Goal: Teach residents about professionalism expectations. Objectives: 1) Introduce a videotape designed by a state board of physicians examiners for teaching physicians-in-training about professionalism expectations. 2) Discuss the advantages and disadvantages of using this videotape strategy. 3) Describe our research on the videotape and present our results 4) Follow-up on our presentation on professionalism expectations at last year's Forum.

"To comfort always": Exploring and teaching the rhetoric of healing
Janet Hortin, MD; Carlann Scholl, PhD; Padmadriya Chariar, MD
The biomedical model is insufficient for responding to our patient's subjective suffering, espcially those with chronic or terminal illnesses. Medical students, residents, and physicians need to be aware of the use of language as a tool for healing. We also need to improve awareness about how language can, unfortunately, be an instrument of increased suffering. We have all heard some of these "words of hurt" that echo in our pateints' narratives and bodies years after a careless physician or nurse delivered them. We will address the topic of healing rhetoric as a tool for enhancement of the doctor/patient relationship. How can this be taught?

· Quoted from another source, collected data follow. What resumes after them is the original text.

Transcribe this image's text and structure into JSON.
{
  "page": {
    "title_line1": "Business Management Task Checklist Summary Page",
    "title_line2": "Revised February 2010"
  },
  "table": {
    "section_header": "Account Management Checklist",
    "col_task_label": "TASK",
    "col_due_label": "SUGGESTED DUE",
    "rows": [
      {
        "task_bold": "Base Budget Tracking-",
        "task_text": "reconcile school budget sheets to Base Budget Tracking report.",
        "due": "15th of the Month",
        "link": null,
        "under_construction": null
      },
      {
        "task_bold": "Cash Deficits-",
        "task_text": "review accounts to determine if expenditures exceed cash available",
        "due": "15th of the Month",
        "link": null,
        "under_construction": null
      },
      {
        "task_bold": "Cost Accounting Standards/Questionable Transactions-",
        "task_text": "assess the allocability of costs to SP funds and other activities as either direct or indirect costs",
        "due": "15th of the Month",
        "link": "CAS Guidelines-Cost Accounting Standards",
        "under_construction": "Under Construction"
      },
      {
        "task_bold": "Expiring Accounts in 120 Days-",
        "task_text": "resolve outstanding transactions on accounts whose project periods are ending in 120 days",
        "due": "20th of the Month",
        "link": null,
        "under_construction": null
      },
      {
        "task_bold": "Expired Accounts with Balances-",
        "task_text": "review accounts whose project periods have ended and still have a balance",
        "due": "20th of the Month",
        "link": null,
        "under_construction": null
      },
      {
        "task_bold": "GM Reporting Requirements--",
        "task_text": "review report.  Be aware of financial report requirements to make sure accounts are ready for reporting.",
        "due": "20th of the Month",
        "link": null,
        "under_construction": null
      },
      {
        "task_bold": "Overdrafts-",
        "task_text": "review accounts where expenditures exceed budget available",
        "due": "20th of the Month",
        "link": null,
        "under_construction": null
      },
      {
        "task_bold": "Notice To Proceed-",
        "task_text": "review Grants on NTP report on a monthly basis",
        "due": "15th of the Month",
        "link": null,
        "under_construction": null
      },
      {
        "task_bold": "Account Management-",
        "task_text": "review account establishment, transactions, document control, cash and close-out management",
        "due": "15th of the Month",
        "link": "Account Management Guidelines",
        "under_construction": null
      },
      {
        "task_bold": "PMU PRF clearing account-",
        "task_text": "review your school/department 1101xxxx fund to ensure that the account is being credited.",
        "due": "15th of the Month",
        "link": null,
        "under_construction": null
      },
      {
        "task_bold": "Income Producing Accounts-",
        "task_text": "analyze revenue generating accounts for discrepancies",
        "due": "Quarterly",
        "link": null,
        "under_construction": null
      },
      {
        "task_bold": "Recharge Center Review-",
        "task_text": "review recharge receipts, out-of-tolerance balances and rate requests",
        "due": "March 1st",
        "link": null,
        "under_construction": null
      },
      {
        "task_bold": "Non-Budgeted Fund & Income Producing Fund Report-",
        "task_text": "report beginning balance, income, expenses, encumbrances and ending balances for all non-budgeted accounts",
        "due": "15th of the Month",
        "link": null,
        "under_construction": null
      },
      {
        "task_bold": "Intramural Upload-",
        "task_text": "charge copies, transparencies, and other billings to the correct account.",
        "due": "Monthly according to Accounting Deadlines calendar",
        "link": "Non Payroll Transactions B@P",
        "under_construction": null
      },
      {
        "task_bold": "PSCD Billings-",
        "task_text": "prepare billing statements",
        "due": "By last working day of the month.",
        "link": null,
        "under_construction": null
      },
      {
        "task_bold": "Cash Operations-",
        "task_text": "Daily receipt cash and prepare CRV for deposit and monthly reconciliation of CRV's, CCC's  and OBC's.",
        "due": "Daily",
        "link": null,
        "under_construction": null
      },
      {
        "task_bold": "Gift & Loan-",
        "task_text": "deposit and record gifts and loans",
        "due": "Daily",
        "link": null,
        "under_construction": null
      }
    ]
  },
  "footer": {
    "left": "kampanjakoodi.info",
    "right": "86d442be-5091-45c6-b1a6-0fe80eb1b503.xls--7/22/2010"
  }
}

Goals and Objectives: 1) Explore some principles of rhetoric and how we can create healing and hope through language-even when physical cure is not possible. 2) Show how a palliative care/respite model of student/resident/patient interaction facilitates learning the rhetoric of healing. 3) Explore participants' experiences with the rhetoric of healing. 4) Discuss teaching the rhetoric of healing in medical school or residency training programs.